请允许我行尸走肉。
不知道到底是不是算是在作践自己,还是只是在和时间过不去,仅仅是一个自己愿意蒙住双眼的人,在边缘的状态游走着,一遍遍的吟唱着绕口的曲子。
我不太清楚自己下一个脚印还能不能留在边缘的岩石上,或是停留在那片白云端。
2月23日,离开河南。
和往年的春运一样,很拥挤。
检票口还有有开始检票,就已经有一大堆人围在那里,像是一群饥饿的狼一样撕咬着猎物。
检票开始了,人群涌动,人人都精神振奋,急切需要上车,似乎这趟列车就是把他们带出死亡地带的希望一样。
我呆呆地看着他们有的奔跑,有的抱着这孩子,有的拖着硕大沉重的行李,连平时淑女般的模样,都暂时放下了自己温柔的一面,像发了疯的恶狗一般,冲向火车。
我不紧不慢,也没有打算非要今天就离开,没有太多的期盼,也就少了很多的急切。
很多人都到前面去了,而我也知道,即便我使劲冲过去也是没有用的。
因为,我买的是站票,郑州到上海。
还是上了车。
我为自己的小聪明感到有些得意。
很多人都是站票,过道里全是人,密密麻麻的头颅,像是被割下来放在案板上的一样。
我在洗手的地方找了一下地方,坐在了洗手台上。
还好,我还可以做,看着那些疯狂挤进火车里而没有座位又只能站着的人,我突然觉得自己有点罪恶。
14多个小时,从上午十一点,到晚上两点。
换了不少的姿势,和旁边的陌生人也换了不少的话题进行肤浅的言论,从火车到夜总会,从打工到结婚生子,从感情到哪个自己姿势适合持有站票的人们。
等等。
我想我越来越来没时间的感念了,总觉得很多事情忽悠悠的就过去了,车上的那么多个小时也过去了。
我觉得自己只是一个看时间的,若不是一个用时间的。
下车,感到一阵凉意。
也没有去住的地方,在虬江路上的一个网吧,做一件事情,上网。
阿文打来电话问我,你在哪,到上海了没有。
我说,明天就到上海。
我撒谎。
平时觉得撒谎是在做错事情的基础上骗人,不过我现在觉得不必做错事情,也可以撒谎。
玩玩游戏,穿越火线,天下贰,魔兽争霸对着那个平台,也聊天,群里,群外,有机会聊的,能够说话的,都和他们瞎掰。

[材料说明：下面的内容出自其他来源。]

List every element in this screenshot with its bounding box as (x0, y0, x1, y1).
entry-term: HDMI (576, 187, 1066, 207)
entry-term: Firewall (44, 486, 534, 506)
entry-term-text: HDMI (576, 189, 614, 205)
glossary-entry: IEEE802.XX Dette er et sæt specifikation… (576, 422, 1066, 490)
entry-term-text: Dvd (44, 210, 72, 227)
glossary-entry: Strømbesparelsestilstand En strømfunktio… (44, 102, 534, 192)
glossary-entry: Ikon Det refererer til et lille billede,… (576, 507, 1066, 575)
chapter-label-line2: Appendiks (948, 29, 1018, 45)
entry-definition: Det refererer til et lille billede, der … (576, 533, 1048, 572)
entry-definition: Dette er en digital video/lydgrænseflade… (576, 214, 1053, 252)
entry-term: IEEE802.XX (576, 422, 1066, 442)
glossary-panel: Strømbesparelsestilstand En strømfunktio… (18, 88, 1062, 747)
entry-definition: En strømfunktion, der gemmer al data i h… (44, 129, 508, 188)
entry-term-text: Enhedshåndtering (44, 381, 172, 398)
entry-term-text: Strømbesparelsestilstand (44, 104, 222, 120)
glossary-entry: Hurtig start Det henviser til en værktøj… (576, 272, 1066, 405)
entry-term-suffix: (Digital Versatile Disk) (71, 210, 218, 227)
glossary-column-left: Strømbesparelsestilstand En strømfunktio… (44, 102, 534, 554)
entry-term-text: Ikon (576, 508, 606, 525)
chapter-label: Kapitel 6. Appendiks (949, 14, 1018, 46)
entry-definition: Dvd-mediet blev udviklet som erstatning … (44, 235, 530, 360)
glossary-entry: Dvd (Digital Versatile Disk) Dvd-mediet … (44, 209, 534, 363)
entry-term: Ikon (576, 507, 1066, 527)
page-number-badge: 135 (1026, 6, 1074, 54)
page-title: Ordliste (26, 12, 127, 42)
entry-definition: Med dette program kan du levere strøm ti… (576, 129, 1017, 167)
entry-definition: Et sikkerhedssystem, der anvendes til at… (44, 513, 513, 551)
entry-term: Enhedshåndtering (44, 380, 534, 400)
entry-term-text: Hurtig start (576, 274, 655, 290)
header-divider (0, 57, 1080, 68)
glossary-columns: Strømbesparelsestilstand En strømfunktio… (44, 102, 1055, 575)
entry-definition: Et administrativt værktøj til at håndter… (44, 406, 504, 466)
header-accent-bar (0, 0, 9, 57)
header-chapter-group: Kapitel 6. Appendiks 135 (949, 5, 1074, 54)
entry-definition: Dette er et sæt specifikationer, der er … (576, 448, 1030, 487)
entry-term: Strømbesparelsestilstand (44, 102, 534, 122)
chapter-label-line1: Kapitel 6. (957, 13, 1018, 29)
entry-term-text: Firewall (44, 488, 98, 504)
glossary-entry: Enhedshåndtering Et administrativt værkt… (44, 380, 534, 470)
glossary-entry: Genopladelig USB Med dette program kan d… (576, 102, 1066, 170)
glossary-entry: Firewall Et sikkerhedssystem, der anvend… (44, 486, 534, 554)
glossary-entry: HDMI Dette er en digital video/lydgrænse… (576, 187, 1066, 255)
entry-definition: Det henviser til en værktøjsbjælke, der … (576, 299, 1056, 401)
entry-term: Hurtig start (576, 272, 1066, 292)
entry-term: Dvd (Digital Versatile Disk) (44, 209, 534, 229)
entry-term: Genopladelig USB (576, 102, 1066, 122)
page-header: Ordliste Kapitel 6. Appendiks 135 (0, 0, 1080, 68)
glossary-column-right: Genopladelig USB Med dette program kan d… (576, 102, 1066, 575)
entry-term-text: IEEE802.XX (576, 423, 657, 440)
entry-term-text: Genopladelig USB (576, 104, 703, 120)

在这就是看一些唯美一点的电影,背景音乐一定要让人感到触动。
买了四包红双喜,一瓶矿泉水,两瓶可乐,觉得这已经够了。
后来才发现,香烟很快就没了,水也喝光了。
弹了一地的烟灰,扔了一地的烟头,想想挺对不住打扫卫生的那位阿姨。
可是这样的念头只允许在脑海里呆上几秒钟,然后又进入游戏,聊天,看电影上面。
一会过去了,还是一地的烟头。
另外,不是没有烟灰缸,我觉得把烟头往地上狠狠一扔的感觉很爽,像是抛掉了所有的不快乐。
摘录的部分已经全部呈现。